Dickinson state lawmaker seeks Cramer's seat in 'scrappier' House
BISMARCK—Kelly Armstrong made his run for the U.S. House official Thursday, Feb. 22, marking the second North Dakota Republican state lawmaker to seek Rep. Kevin Cramer's seat.
Armstrong, a state senator, attorney and businessman from Dickinson, N.D., publicized his entrance into the race during a few appearances across the state Thursday after resigning as state party chairman this week. His announcement came just days after Cramer said he would run for the U.S. Senate in an effort to unseat Democratic incumbent Heidi Heitkamp.
The Senate race has drawn much of the spotlight in recent months, but Armstrong said the House is a better fit for him.
"It's scrappier," he said, drawing chuckles and applause from a room full of Republican legislators, statewide elected officials, lobbyists and others at Bismarck State College.
Armstrong's bid prompts competition within the Republican Party. Tom Campbell, a potato farmer from Grafton, N.D., and fellow state senator, had been campaigning for Heitkamp's seat but switched to the House race after Cramer moved to the Senate contest.
Campbell didn't return a message Thursday. His campaign deferred to a statement issued Wednesday, Feb. 21, in which spokesman Mike Schrimpf said Campbell "is best positioned to represent North Dakota in the U.S. House."
Armstrong avoided taking shots at Campbell during the Bismarck rally.
"Tom's been working really hard, but I'm going to stand on my record," he said.
The last time there was an open House race, Cramer skipped the convention process and defeated the GOP-endorsed candidate Brian Kalk in the 2012 primary election. Both were members of the Public Service Commission at the time.
But Armstrong said he's "all-in on this convention," which will be held in early April in Grand Forks.
"I can't resign as party chair on Tuesday and tell the party I don't care about the rules on Thursday," he said. "It's convention or bust."
Armstrong said Campbell has "sure made it sound" like he will run in the primary, regardless of the convention results. Campbell's campaign said their plan is to win the convention and the primary.
Several other North Dakota Republicans have also launched bids for the House, including Tiffany Abentroth, a Cummings, N.D., resident who is in the Marine Corps Reserves. Former Congressman Rick Berg didn't rule out a House run last week, while Public Service Commissioner Julie Fedorchak said it's unlikely she'd campaign for the seat.
Democratic House candidate Ben Hanson, a former state lawmaker, said in an emailed statement that Armstrong's announcement "doesn't change anything for us."

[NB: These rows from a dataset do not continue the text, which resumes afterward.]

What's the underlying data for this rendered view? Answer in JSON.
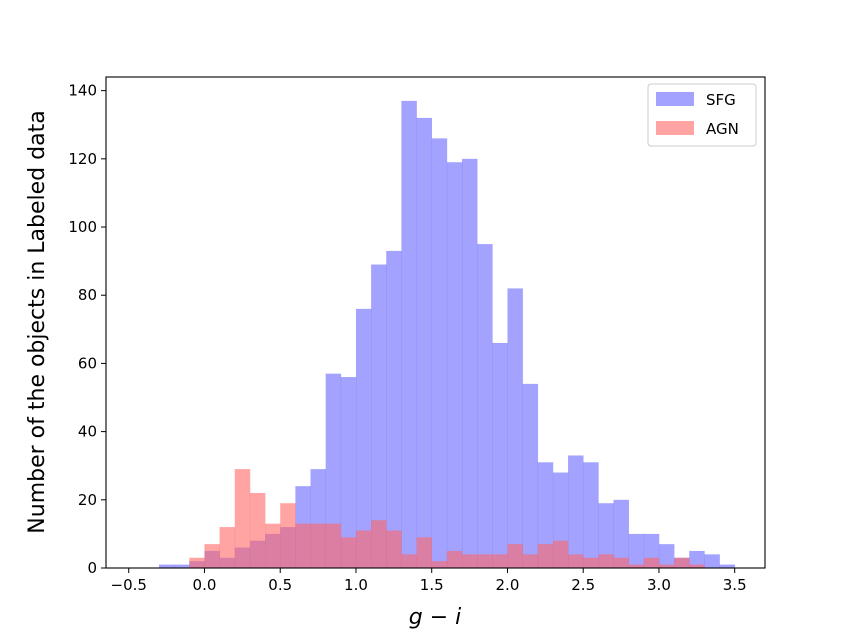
{
  "chart_data": {
    "type": "bar",
    "subtype": "overlaid-histogram",
    "xlabel": "g − i",
    "ylabel": "Number of the objects in Labeled data",
    "xlim": [
      -0.65,
      3.7
    ],
    "ylim": [
      0,
      144
    ],
    "xticks": [
      -0.5,
      0.0,
      0.5,
      1.0,
      1.5,
      2.0,
      2.5,
      3.0,
      3.5
    ],
    "xtick_labels": [
      "−0.5",
      "0.0",
      "0.5",
      "1.0",
      "1.5",
      "2.0",
      "2.5",
      "3.0",
      "3.5"
    ],
    "yticks": [
      0,
      20,
      40,
      60,
      80,
      100,
      120,
      140
    ],
    "ytick_labels": [
      "0",
      "20",
      "40",
      "60",
      "80",
      "100",
      "120",
      "140"
    ],
    "bin_width": 0.1,
    "legend_position": "top-right",
    "series": [
      {
        "name": "SFG",
        "color": "#6666ff",
        "bins": [
          [
            -0.3,
            1
          ],
          [
            -0.2,
            1
          ],
          [
            -0.1,
            2
          ],
          [
            0.0,
            5
          ],
          [
            0.1,
            3
          ],
          [
            0.2,
            6
          ],
          [
            0.3,
            8
          ],
          [
            0.4,
            10
          ],
          [
            0.5,
            12
          ],
          [
            0.6,
            24
          ],
          [
            0.7,
            29
          ],
          [
            0.8,
            57
          ],
          [
            0.9,
            56
          ],
          [
            1.0,
            76
          ],
          [
            1.1,
            89
          ],
          [
            1.2,
            93
          ],
          [
            1.3,
            137
          ],
          [
            1.4,
            132
          ],
          [
            1.5,
            126
          ],
          [
            1.6,
            119
          ],
          [
            1.7,
            120
          ],
          [
            1.8,
            95
          ],
          [
            1.9,
            66
          ],
          [
            2.0,
            82
          ],
          [
            2.1,
            54
          ],
          [
            2.2,
            31
          ],
          [
            2.3,
            28
          ],
          [
            2.4,
            33
          ],
          [
            2.5,
            31
          ],
          [
            2.6,
            19
          ],
          [
            2.7,
            20
          ],
          [
            2.8,
            10
          ],
          [
            2.9,
            10
          ],
          [
            3.0,
            7
          ],
          [
            3.1,
            3
          ],
          [
            3.2,
            5
          ],
          [
            3.3,
            4
          ],
          [
            3.4,
            1
          ]
        ]
      },
      {
        "name": "AGN",
        "color": "#ff6666",
        "bins": [
          [
            -0.1,
            3
          ],
          [
            0.0,
            7
          ],
          [
            0.1,
            12
          ],
          [
            0.2,
            29
          ],
          [
            0.3,
            22
          ],
          [
            0.4,
            13
          ],
          [
            0.5,
            19
          ],
          [
            0.6,
            13
          ],
          [
            0.7,
            13
          ],
          [
            0.8,
            13
          ],
          [
            0.9,
            9
          ],
          [
            1.0,
            11
          ],
          [
            1.1,
            14
          ],
          [
            1.2,
            11
          ],
          [
            1.3,
            4
          ],
          [
            1.4,
            9
          ],
          [
            1.5,
            2
          ],
          [
            1.6,
            5
          ],
          [
            1.7,
            4
          ],
          [
            1.8,
            4
          ],
          [
            1.9,
            4
          ],
          [
            2.0,
            7
          ],
          [
            2.1,
            4
          ],
          [
            2.2,
            7
          ],
          [
            2.3,
            8
          ],
          [
            2.4,
            4
          ],
          [
            2.5,
            3
          ],
          [
            2.6,
            4
          ],
          [
            2.7,
            3
          ],
          [
            2.8,
            1
          ],
          [
            2.9,
            3
          ],
          [
            3.0,
            1
          ],
          [
            3.1,
            3
          ],
          [
            3.2,
            1
          ]
        ]
      }
    ]
  }
}
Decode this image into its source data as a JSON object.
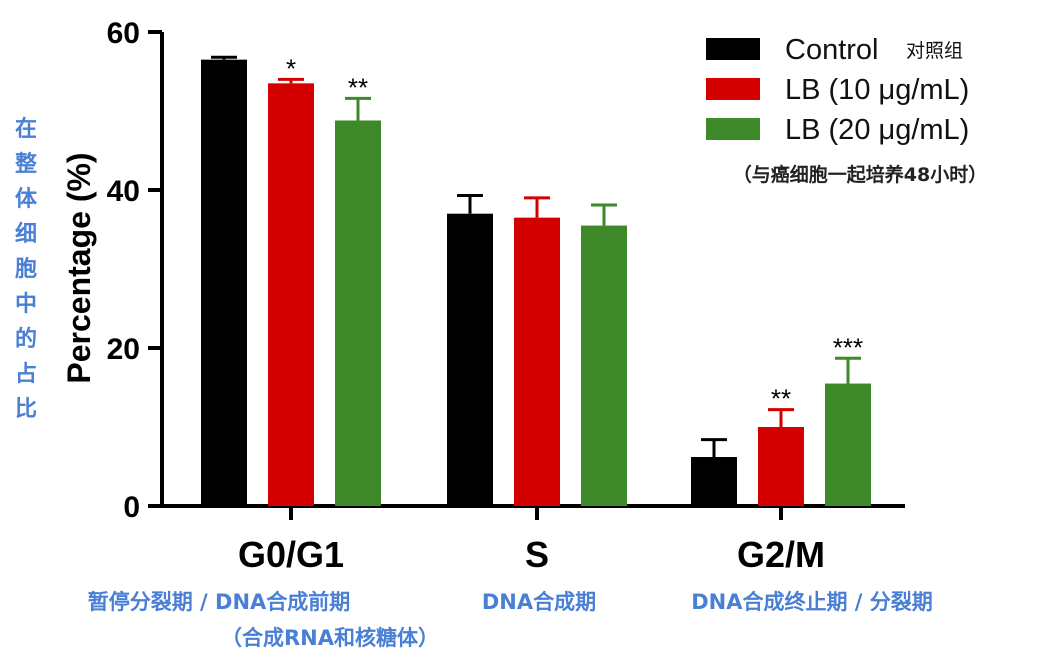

Armstrong was first elected to the state Senate in 2012. During the most recent legislative session, he was chairman of the Senate Judiciary Committee.
Armstrong touted his role in passing oil boom surge funding, DUI reform and legislation to help law enforcement during the Dakota Access Pipeline protests. He signaled support for President Donald Trump, derided overregulation and said Congress needs to "get serious" about balancing the federal budget.
A graduate of the University of North Dakota School of Law, Armstrong, 41, is a partner in the Reichert Armstrong Law Office, although he said he hasn't practiced law since 2012. He's vice president of his father's oil business, he said.
North Dakota GOP Vice Chairman Jim Poolman said he has taken over Armstrong's chairmanship duties until a special election determines a replacement. His wife, Republican state Sen. Nicole Poolman, introduced Armstrong at the Bismarck rally as a friend and seatmate in the Senate chambers.
"I think Kelly's going to have broad support statewide," she said.